In spite of what council members said was years of agitating and trying to mobilize elected officials, their complaints have fallen mostly on deaf ears. Things only started to gain momentum when the Native American Disability Law Center — a public interest firm based in Farmington, New Mexico, which has represented Havasupai clients in different cases since 2014 — decided to focus its resources on filing a lawsuit to improve the school. Council members only wish it had happened sooner.

"The tribe should have done that many, many years ago," Kaska said of the lawsuit. "It should have been done from the beginning."

Meanwhile, attorneys for the BIE have filed a motion to strike the complaint. They don't deny the allegations. Rather, they argue the complaint was too long and complicated to move forward with any concrete legal proceedings.

"[The complaint] is verbose, repetitive and argumentative," the filing reads. "The court should therefore require plaintiffs ... to 'streamline and reorganize [it] before ... 'requiring defendants to file an answer.'"

Attorneys for the children, in turn, filed an opposition to the motion to strike on April 21.

"Defendants make essentially no substantive arguments as to prejudice," the opposition reads. "[Their] argument consists of listing numbers of paragraphs in the complaint and affixing labels like 'argumentative' or 'repetitive' to them, without touching the substance or tying these labels to any actual prejudice to defendants."

Zak Cheney-Rice/Mic

Both the BIE and Havasupai Elementary School declined Mic's request for comment on this story. The original complaint — which clocks in at 97 pages — asks that the bureau be found in violation of federal law. It also asks that the BIE cover plaintiffs' legal fees, and "provide appropriate compensatory and remedial education for all" current and former students named in the complaint.
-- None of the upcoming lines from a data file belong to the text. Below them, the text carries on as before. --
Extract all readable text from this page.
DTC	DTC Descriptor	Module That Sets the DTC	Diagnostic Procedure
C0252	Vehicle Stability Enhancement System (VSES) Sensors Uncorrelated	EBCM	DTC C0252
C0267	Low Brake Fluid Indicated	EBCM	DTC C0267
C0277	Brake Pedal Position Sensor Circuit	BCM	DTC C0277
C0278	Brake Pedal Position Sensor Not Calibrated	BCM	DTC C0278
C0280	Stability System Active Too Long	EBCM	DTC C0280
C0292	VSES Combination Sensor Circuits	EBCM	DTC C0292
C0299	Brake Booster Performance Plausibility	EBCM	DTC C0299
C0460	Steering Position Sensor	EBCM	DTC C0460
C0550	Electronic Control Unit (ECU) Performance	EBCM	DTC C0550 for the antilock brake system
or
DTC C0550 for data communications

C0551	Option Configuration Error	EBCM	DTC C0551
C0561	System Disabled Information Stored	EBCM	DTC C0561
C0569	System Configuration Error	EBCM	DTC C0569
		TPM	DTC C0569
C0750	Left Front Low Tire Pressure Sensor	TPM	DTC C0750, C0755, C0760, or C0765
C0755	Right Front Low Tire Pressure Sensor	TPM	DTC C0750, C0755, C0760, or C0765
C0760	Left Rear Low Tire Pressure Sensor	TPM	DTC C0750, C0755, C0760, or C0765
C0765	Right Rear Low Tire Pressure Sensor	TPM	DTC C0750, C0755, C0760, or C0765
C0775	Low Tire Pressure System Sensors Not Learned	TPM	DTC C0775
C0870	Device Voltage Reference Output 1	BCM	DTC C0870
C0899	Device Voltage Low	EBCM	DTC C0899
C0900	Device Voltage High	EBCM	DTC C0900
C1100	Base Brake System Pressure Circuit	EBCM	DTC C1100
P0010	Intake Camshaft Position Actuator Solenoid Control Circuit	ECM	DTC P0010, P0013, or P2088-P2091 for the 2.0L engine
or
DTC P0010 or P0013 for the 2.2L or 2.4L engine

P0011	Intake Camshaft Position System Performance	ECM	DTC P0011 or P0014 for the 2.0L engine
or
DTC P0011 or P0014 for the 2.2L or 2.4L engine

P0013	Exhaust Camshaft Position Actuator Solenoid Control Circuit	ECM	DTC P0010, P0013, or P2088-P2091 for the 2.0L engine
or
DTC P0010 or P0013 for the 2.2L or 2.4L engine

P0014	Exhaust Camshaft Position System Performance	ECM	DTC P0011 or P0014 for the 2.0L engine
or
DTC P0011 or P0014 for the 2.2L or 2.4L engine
A long legal battle is expected to follow. But the Havasupai parents see it as a last-ditch effort to salvage their kids’ educational future. They are ready to fight.
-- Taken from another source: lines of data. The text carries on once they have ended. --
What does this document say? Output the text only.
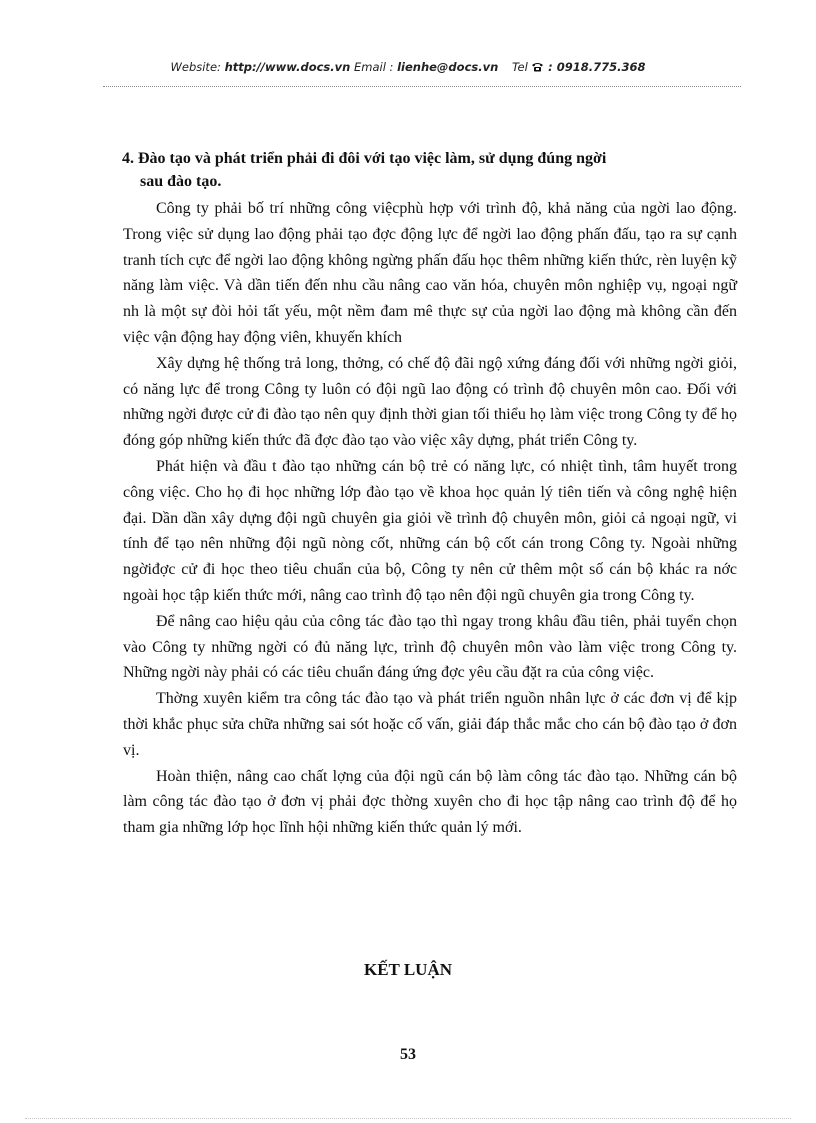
Website: http://www.docs.vn Email : lienhe@docs.vn Tel : 0918.775.368
4. Đào tạo và phát triển phải đi đôi với tạo việc làm, sử dụng đúng ngời
sau đào tạo.

Công ty phải bố trí những công việcphù hợp với trình độ, khả năng của ngời lao động. Trong việc sử dụng lao động phải tạo đợc động lực để ngời lao động phấn đấu, tạo ra sự cạnh tranh tích cực để ngời lao động không ngừng phấn đấu học thêm những kiến thức, rèn luyện kỹ năng làm việc. Và dần tiến đến nhu cầu nâng cao văn hóa, chuyên môn nghiệp vụ, ngoại ngữ nh là một sự đòi hỏi tất yếu, một nềm đam mê thực sự của ngời lao động mà không cần đến việc vận động hay động viên, khuyến khích

Xây dựng hệ thống trả long, thởng, có chế độ đãi ngộ xứng đáng đối với những ngời giỏi, có năng lực để trong Công ty luôn có đội ngũ lao động có trình độ chuyên môn cao. Đối với những ngời được cử đi đào tạo nên quy định thời gian tối thiểu họ làm việc trong Công ty để họ đóng góp những kiến thức đã đợc đào tạo vào việc xây dựng, phát triển Công ty.

Phát hiện và đầu t đào tạo những cán bộ trẻ có năng lực, có nhiệt tình, tâm huyết trong công việc. Cho họ đi học những lớp đào tạo về khoa học quản lý tiên tiến và công nghệ hiện đại. Dần dần xây dựng đội ngũ chuyên gia giỏi về trình độ chuyên môn, giỏi cả ngoại ngữ, vi tính để tạo nên những đội ngũ nòng cốt, những cán bộ cốt cán trong Công ty. Ngoài những ngờiđợc cử đi học theo tiêu chuẩn của bộ, Công ty nên cử thêm một số cán bộ khác ra nớc ngoài học tập kiến thức mới, nâng cao trình độ tạo nên đội ngũ chuyên gia trong Công ty.

Để nâng cao hiệu qảu của công tác đào tạo thì ngay trong khâu đầu tiên, phải tuyển chọn vào Công ty những ngời có đủ năng lực, trình độ chuyên môn vào làm việc trong Công ty. Những ngời này phải có các tiêu chuẩn đáng ứng đợc yêu cầu đặt ra của công việc.

Thờng xuyên kiểm tra công tác đào tạo và phát triển nguồn nhân lực ở các đơn vị để kịp thời khắc phục sửa chữa những sai sót hoặc cố vấn, giải đáp thắc mắc cho cán bộ đào tạo ở đơn vị.

Hoàn thiện, nâng cao chất lợng của đội ngũ cán bộ làm công tác đào tạo. Những cán bộ làm công tác đào tạo ở đơn vị phải đợc thờng xuyên cho đi học tập nâng cao trình độ để họ tham gia những lớp học lĩnh hội những kiến thức quản lý mới.

KẾT LUẬN
53
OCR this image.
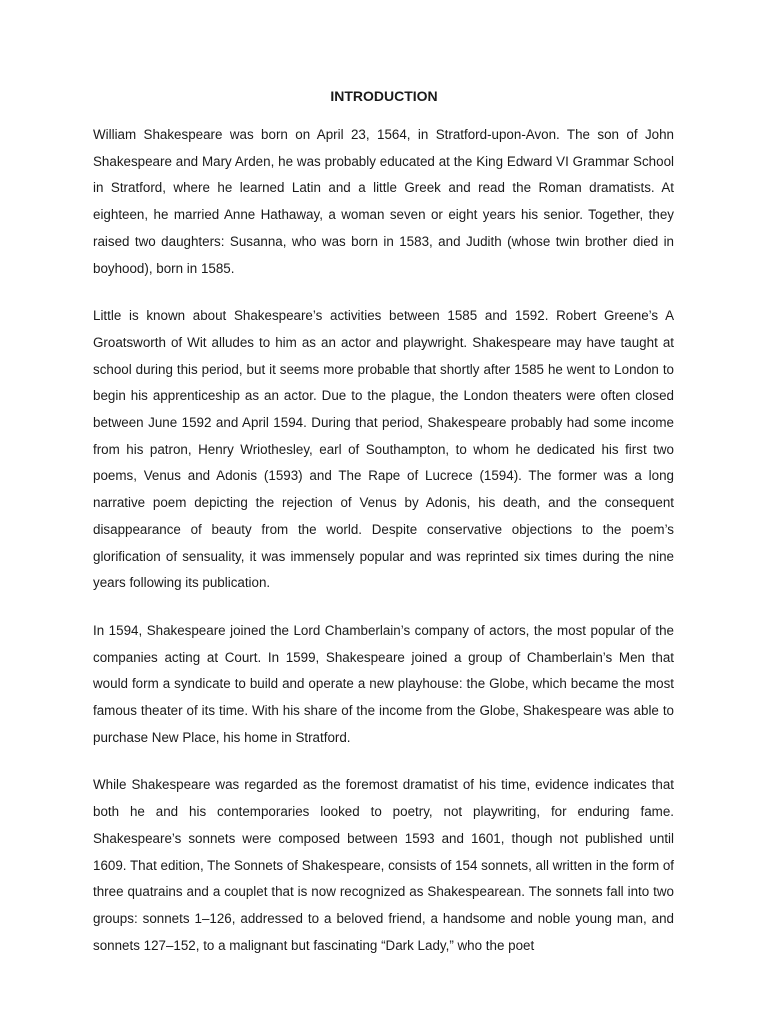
INTRODUCTION

William Shakespeare was born on April 23, 1564, in Stratford-upon-Avon. The son of John Shakespeare and Mary Arden, he was probably educated at the King Edward VI Grammar School in Stratford, where he learned Latin and a little Greek and read the Roman dramatists. At eighteen, he married Anne Hathaway, a woman seven or eight years his senior. Together, they raised two daughters: Susanna, who was born in 1583, and Judith (whose twin brother died in boyhood), born in 1585.

Little is known about Shakespeare’s activities between 1585 and 1592. Robert Greene’s A Groatsworth of Wit alludes to him as an actor and playwright. Shakespeare may have taught at school during this period, but it seems more probable that shortly after 1585 he went to London to begin his apprenticeship as an actor. Due to the plague, the London theaters were often closed between June 1592 and April 1594. During that period, Shakespeare probably had some income from his patron, Henry Wriothesley, earl of Southampton, to whom he dedicated his first two poems, Venus and Adonis (1593) and The Rape of Lucrece (1594). The former was a long narrative poem depicting the rejection of Venus by Adonis, his death, and the consequent disappearance of beauty from the world. Despite conservative objections to the poem’s glorification of sensuality, it was immensely popular and was reprinted six times during the nine years following its publication.

In 1594, Shakespeare joined the Lord Chamberlain’s company of actors, the most popular of the companies acting at Court. In 1599, Shakespeare joined a group of Chamberlain’s Men that would form a syndicate to build and operate a new playhouse: the Globe, which became the most famous theater of its time. With his share of the income from the Globe, Shakespeare was able to purchase New Place, his home in Stratford.

While Shakespeare was regarded as the foremost dramatist of his time, evidence indicates that both he and his contemporaries looked to poetry, not playwriting, for enduring fame. Shakespeare’s sonnets were composed between 1593 and 1601, though not published until 1609. That edition, The Sonnets of Shakespeare, consists of 154 sonnets, all written in the form of three quatrains and a couplet that is now recognized as Shakespearean. The sonnets fall into two groups: sonnets 1–126, addressed to a beloved friend, a handsome and noble young man, and sonnets 127–152, to a malignant but fascinating “Dark Lady,” who the poet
Later that same afternoon, a short walk down the road, Stephen's grandparents sit outside the Havasupai Head Start facility. The interior of the tiny building is adorned with bright primary colors, and the walls are lined with animal cutouts captioned with their Havasupai names. Preschool and kindergarten-age children on the reservation go to the Head Start program before attending the elementary school.

Frank and Sarah seem tired as they lower themselves onto a bench in the playground and begin speaking in steady, measured tones. Their grandson's struggles — and the school's failures — have clearly taken their toll on the pair.
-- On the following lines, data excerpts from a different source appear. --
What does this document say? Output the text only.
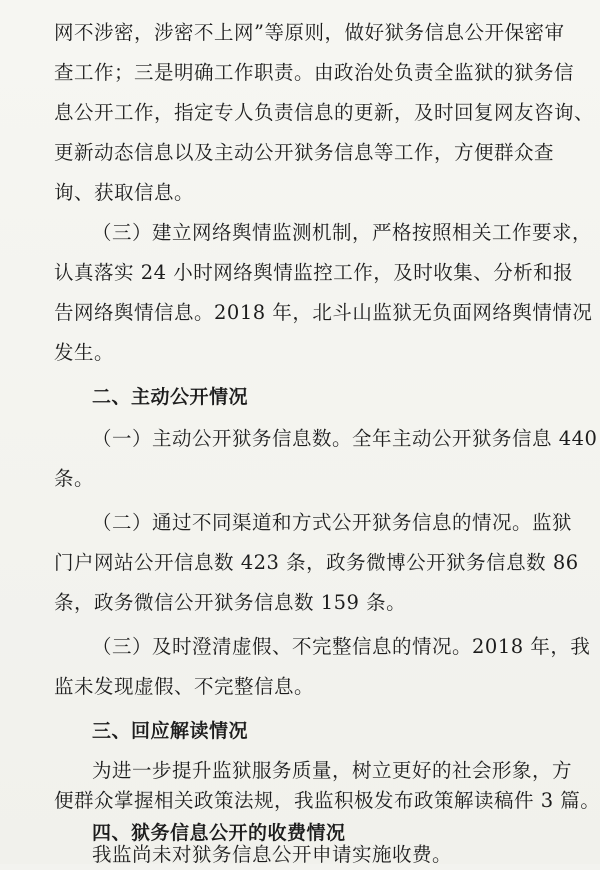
网不涉密，涉密不上网”等原则，做好狱务信息公开保密审
查工作；三是明确工作职责。由政治处负责全监狱的狱务信
息公开工作，指定专人负责信息的更新，及时回复网友咨询、
更新动态信息以及主动公开狱务信息等工作，方便群众查
询、获取信息。
（三）建立网络舆情监测机制，严格按照相关工作要求，
认真落实 24 小时网络舆情监控工作，及时收集、分析和报
告网络舆情信息。2018 年，北斗山监狱无负面网络舆情情况
发生。
二、主动公开情况
（一）主动公开狱务信息数。全年主动公开狱务信息 440
条。
（二）通过不同渠道和方式公开狱务信息的情况。监狱
门户网站公开信息数 423 条，政务微博公开狱务信息数 86
条，政务微信公开狱务信息数 159 条。
（三）及时澄清虚假、不完整信息的情况。2018 年，我
监未发现虚假、不完整信息。
三、回应解读情况
为进一步提升监狱服务质量，树立更好的社会形象，方
便群众掌握相关政策法规，我监积极发布政策解读稿件 3 篇。
四、狱务信息公开的收费情况
我监尚未对狱务信息公开申请实施收费。
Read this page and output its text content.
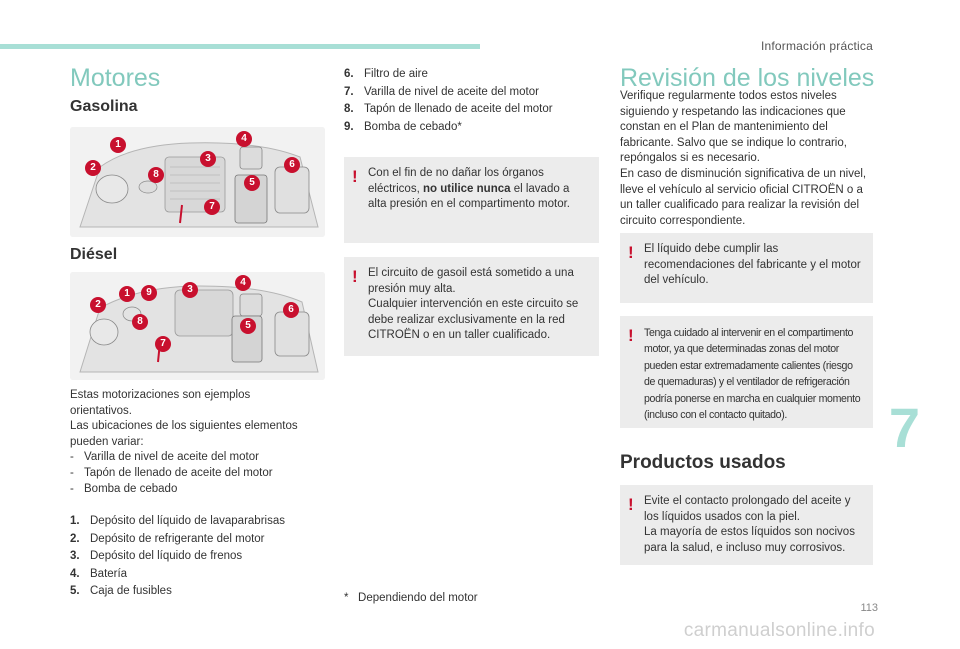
Información práctica
Motores
Gasolina
1
2
3
4
5
6
7
8
Diésel
1
2
3
4
5
6
7
8
9
Estas motorizaciones son ejemplos
orientativos.
Las ubicaciones de los siguientes elementos
pueden variar:
- Varilla de nivel de aceite del motor
- Tapón de llenado de aceite del motor
- Bomba de cebado
1. Depósito del líquido de lavaparabrisas
2. Depósito de refrigerante del motor
3. Depósito del líquido de frenos
4. Batería
5. Caja de fusibles
6. Filtro de aire
7. Varilla de nivel de aceite del motor
8. Tapón de llenado de aceite del motor
9. Bomba de cebado*
! Con el fin de no dañar los órganos eléctricos, no utilice nunca el lavado a alta presión en el compartimento motor.
! El circuito de gasoil está sometido a una presión muy alta.
Cualquier intervención en este circuito se debe realizar exclusivamente en la red CITROËN o en un taller cualificado.
*   Dependiendo del motor
Revisión de los niveles
Verifique regularmente todos estos niveles siguiendo y respetando las indicaciones que constan en el Plan de mantenimiento del fabricante. Salvo que se indique lo contrario, repóngalos si es necesario.
En caso de disminución significativa de un nivel, lleve el vehículo al servicio oficial CITROËN o a un taller cualificado para realizar la revisión del circuito correspondiente.
! El líquido debe cumplir las recomendaciones del fabricante y el motor del vehículo.
! Tenga cuidado al intervenir en el compartimento motor, ya que determinadas zonas del motor pueden estar extremadamente calientes (riesgo de quemaduras) y el ventilador de refrigeración podría ponerse en marcha en cualquier momento (incluso con el contacto quitado).
Productos usados
! Evite el contacto prolongado del aceite y los líquidos usados con la piel.
La mayoría de estos líquidos son nocivos para la salud, e incluso muy corrosivos.
7
113
carmanualsonline.info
"I would like for [Stephen] to be educated enough to go out and get a job on the outside," Frank said of his hopes for his grandson. "I don't want him stuck down here [on the reservation], because there's hardly any jobs, unless you get a job with the tribe, that's not seasonal, like [tourism] ... I'd like for him to be able to find a job and support himself."

Frank and Sarah know that time is running out for Stephen to get through sixth grade on anything resembling a normal timeline. Their immediate hope is to get him back on a regular, weekly school schedule. Beyond that, they want him to attend "better" schools in California or Oklahoma — even though it would require sending him off the reservation. But they also know the lawsuit could drag on for years. And there's no guarantee that compensation from the BIE is forthcoming.

"I'm trying to get the school and the BIE to live up to their obligations and teach our kids," Frank says, his head bowed with fatigue. "It's time somebody did something about it."